There are a couple of flies in the ointment, though: the biggest one is that since most SMTP servers aren't configured with this option turned on, even the servers that do have it turned on need to keep its use optional, or they risk turning away most of the legitimate mail out there today. In order for TLS to be used, the servers on both ends have to agree with each other to use it when they negotiate the start of an SMTP session--otherwise they fall back to unencrypted, plain-text SMTP.

Because of most SMTP servers don't have TLS turned on, you're left with the likelyhood that your mail will be transported in plain text across the internet--but it's not because SMTP can't be secured, it's because lots of admins don't know enough about the subject to configure TLS.

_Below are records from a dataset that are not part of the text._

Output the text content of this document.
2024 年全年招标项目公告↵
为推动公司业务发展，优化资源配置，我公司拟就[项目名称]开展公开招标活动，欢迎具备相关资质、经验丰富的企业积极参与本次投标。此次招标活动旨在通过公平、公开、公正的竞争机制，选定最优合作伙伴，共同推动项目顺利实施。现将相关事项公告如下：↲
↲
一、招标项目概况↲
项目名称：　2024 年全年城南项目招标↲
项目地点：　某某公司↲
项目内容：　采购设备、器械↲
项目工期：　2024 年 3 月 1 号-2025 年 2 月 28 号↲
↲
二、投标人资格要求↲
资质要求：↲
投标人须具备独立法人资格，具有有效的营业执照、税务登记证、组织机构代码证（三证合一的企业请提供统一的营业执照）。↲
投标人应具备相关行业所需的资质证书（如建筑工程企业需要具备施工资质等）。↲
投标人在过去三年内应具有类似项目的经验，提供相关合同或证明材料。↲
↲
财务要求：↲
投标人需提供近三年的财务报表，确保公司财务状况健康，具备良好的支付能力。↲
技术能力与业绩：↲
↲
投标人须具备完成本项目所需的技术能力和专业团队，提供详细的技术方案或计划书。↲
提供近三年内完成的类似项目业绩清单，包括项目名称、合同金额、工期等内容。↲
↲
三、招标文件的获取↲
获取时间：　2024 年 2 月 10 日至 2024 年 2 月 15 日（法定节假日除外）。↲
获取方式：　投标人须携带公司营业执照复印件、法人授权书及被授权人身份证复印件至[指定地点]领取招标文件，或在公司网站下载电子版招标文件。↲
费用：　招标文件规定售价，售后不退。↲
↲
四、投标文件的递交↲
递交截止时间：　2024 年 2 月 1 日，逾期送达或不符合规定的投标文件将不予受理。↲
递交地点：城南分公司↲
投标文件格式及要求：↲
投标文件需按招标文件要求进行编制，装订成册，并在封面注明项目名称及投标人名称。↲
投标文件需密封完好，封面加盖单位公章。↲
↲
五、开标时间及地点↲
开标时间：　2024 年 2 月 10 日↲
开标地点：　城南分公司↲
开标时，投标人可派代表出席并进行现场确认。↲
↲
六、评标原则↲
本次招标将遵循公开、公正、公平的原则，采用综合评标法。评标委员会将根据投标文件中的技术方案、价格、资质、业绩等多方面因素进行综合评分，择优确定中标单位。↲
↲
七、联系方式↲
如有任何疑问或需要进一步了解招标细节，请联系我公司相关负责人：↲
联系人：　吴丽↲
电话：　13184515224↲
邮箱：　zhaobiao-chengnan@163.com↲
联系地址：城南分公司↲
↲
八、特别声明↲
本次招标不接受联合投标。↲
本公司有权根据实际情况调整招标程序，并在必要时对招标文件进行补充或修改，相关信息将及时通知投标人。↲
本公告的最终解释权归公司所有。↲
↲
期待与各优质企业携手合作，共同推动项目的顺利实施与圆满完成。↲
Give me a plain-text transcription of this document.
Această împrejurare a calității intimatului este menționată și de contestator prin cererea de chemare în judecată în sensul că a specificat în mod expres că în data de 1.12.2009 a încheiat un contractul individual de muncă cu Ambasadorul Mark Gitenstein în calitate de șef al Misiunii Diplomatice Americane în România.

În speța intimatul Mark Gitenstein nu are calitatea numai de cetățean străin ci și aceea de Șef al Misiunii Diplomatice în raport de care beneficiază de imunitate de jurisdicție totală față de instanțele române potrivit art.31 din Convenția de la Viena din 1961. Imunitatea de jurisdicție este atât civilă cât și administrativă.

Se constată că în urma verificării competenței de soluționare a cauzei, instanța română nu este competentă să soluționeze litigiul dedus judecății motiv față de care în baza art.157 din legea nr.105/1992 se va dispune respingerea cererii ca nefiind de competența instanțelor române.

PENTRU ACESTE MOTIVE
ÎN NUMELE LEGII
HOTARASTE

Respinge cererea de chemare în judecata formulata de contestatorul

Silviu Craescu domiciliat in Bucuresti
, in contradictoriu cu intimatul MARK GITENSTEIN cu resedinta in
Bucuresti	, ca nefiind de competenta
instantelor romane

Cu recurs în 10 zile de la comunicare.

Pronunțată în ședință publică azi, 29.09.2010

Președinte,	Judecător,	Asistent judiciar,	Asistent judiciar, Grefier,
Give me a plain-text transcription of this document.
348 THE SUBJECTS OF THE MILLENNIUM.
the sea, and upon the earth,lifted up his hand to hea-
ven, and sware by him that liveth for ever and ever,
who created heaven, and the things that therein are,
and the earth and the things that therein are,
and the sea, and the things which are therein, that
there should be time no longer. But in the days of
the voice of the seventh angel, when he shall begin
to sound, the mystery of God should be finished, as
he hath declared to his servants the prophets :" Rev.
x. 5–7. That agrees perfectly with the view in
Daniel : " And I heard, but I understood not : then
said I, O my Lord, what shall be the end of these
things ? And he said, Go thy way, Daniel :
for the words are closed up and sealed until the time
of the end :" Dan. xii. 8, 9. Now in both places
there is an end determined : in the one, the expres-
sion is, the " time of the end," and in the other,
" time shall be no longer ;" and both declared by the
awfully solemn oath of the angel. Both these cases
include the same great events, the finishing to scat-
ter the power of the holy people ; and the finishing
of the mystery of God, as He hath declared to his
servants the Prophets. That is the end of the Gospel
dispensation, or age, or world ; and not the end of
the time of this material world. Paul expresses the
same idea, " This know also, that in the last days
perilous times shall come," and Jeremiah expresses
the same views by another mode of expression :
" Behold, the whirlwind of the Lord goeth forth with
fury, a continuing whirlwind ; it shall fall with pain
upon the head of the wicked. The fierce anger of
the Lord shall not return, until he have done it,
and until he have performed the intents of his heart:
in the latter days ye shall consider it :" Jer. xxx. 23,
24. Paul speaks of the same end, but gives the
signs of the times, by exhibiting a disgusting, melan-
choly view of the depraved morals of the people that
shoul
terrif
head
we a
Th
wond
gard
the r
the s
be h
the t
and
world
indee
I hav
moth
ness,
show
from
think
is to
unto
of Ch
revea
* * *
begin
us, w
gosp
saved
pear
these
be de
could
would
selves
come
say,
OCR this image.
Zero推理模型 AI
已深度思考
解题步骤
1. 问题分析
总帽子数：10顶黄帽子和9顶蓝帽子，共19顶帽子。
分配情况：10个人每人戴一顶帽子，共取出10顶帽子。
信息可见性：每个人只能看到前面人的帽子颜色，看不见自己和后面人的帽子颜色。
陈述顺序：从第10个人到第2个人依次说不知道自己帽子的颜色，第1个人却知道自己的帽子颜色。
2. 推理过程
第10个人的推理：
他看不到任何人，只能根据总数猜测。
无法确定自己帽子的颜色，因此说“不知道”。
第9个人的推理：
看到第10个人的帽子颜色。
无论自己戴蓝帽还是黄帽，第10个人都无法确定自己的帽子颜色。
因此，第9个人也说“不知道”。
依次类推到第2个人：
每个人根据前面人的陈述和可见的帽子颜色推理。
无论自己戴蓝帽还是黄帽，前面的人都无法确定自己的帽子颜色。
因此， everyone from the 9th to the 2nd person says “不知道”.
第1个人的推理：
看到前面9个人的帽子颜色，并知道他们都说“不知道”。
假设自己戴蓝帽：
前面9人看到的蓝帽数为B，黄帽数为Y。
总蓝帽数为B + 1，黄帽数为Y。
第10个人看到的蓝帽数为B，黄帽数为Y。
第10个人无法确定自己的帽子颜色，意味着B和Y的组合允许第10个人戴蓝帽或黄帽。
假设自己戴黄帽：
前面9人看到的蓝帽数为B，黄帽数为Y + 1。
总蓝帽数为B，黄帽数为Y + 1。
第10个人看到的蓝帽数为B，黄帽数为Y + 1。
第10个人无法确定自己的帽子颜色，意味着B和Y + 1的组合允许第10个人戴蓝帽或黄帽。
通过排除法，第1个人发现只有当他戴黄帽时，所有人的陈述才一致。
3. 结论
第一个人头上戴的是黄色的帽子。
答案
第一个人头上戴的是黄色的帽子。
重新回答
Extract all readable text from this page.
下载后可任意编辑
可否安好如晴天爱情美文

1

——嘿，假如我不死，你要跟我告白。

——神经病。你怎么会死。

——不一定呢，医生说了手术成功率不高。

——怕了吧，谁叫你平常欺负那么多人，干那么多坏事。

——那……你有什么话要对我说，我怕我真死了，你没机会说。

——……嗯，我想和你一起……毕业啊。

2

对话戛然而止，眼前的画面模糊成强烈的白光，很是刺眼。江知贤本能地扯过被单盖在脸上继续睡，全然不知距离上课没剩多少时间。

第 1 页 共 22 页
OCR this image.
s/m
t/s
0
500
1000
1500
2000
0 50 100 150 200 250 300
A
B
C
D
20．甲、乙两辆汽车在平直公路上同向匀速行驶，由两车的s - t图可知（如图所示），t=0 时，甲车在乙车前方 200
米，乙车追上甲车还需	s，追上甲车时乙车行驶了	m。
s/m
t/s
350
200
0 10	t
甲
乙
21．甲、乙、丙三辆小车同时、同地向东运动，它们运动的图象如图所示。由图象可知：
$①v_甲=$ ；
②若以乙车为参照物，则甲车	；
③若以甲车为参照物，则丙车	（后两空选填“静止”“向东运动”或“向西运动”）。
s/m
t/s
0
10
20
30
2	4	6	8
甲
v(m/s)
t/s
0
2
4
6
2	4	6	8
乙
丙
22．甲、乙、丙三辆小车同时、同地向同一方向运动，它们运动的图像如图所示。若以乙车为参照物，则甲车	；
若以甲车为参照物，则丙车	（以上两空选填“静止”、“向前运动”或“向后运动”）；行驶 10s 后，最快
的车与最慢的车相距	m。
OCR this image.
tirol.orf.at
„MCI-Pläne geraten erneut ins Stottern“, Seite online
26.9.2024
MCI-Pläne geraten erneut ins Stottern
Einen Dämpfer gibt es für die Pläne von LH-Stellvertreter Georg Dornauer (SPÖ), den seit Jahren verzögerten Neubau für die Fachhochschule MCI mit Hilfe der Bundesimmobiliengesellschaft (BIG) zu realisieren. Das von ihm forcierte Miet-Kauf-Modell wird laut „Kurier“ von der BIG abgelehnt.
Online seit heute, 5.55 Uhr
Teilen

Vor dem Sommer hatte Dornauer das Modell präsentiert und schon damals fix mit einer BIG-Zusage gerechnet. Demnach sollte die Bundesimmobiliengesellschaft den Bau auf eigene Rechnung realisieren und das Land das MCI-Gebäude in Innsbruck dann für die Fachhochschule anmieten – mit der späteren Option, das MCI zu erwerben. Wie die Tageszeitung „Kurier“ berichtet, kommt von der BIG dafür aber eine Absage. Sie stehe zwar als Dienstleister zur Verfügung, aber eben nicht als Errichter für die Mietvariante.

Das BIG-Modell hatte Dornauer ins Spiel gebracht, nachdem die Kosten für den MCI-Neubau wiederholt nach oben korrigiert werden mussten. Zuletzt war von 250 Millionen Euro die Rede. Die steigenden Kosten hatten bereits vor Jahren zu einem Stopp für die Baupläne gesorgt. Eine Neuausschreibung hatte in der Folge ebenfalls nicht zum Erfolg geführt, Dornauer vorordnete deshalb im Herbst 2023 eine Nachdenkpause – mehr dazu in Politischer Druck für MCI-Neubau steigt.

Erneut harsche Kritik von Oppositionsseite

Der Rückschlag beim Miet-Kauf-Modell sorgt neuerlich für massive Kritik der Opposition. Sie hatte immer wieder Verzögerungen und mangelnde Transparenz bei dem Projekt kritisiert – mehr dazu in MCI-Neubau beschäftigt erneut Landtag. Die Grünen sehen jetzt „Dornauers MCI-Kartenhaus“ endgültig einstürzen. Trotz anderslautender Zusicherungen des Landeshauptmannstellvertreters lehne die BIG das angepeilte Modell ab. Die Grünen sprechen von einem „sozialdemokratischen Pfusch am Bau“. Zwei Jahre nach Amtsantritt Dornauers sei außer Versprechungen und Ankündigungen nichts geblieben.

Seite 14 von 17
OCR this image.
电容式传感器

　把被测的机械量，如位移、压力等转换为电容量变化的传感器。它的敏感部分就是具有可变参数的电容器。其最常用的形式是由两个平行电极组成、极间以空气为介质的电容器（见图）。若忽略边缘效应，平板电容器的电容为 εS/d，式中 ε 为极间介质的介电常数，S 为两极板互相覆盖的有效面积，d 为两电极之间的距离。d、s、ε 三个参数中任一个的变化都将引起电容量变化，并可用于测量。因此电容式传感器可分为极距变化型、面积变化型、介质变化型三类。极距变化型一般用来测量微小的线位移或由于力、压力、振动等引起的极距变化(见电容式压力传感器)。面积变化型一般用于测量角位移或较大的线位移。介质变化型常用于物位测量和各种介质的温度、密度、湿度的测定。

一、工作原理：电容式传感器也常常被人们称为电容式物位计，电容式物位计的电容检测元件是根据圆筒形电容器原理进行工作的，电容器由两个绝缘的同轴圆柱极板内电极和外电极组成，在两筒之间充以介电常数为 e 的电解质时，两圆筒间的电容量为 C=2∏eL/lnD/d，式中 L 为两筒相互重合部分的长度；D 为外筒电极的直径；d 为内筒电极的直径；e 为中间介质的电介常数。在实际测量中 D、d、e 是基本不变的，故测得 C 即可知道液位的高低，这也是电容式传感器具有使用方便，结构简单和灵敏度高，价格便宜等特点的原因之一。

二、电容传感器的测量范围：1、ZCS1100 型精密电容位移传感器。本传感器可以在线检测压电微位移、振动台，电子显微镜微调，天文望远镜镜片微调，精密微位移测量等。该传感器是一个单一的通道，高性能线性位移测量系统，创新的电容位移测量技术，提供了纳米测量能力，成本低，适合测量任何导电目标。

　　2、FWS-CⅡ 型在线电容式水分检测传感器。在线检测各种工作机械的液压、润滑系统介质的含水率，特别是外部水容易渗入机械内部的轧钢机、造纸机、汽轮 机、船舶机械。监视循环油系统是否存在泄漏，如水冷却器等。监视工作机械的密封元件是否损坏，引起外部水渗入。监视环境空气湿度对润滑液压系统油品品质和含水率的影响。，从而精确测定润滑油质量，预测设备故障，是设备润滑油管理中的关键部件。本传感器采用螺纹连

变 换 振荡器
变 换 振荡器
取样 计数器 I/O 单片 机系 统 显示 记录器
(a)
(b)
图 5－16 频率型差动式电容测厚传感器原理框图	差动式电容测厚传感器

Ricky Clarkson [PersonRank 1]

17 years ago #

I think we should all use pigeons for data transfer.

Mysterius [PersonRank 10]

17 years ago #

[put at-character here]Ricky: Fan of PigeonRank? :D

Google is Very Bad [PersonRank 0]

17 years ago #

Your company is smart not to want you to transfer emails especially to Google. They store the content of your emails and sell the data to advertisers.

Google mail has failed miserably. As a metter of fact the only Google hasn't failed at so far is search engine and that is soon to be wrestled from them by the up-and-coming start-ups who provide ten times better search than Google is capable of providing.

Google is bad for our society.

Ionut Alex. Chitu [PersonRank 10]

17 years ago #

And who are those "up-and-coming start-ups who provide ten times better search than Google"?

Brinke Guthrie [PersonRank 10]

17 years ago #

yes, i'd give your comment some consideration if you can provide a link to those stats. If there's a search engine with results 10x better, i will use it and drop google in a heartbeat.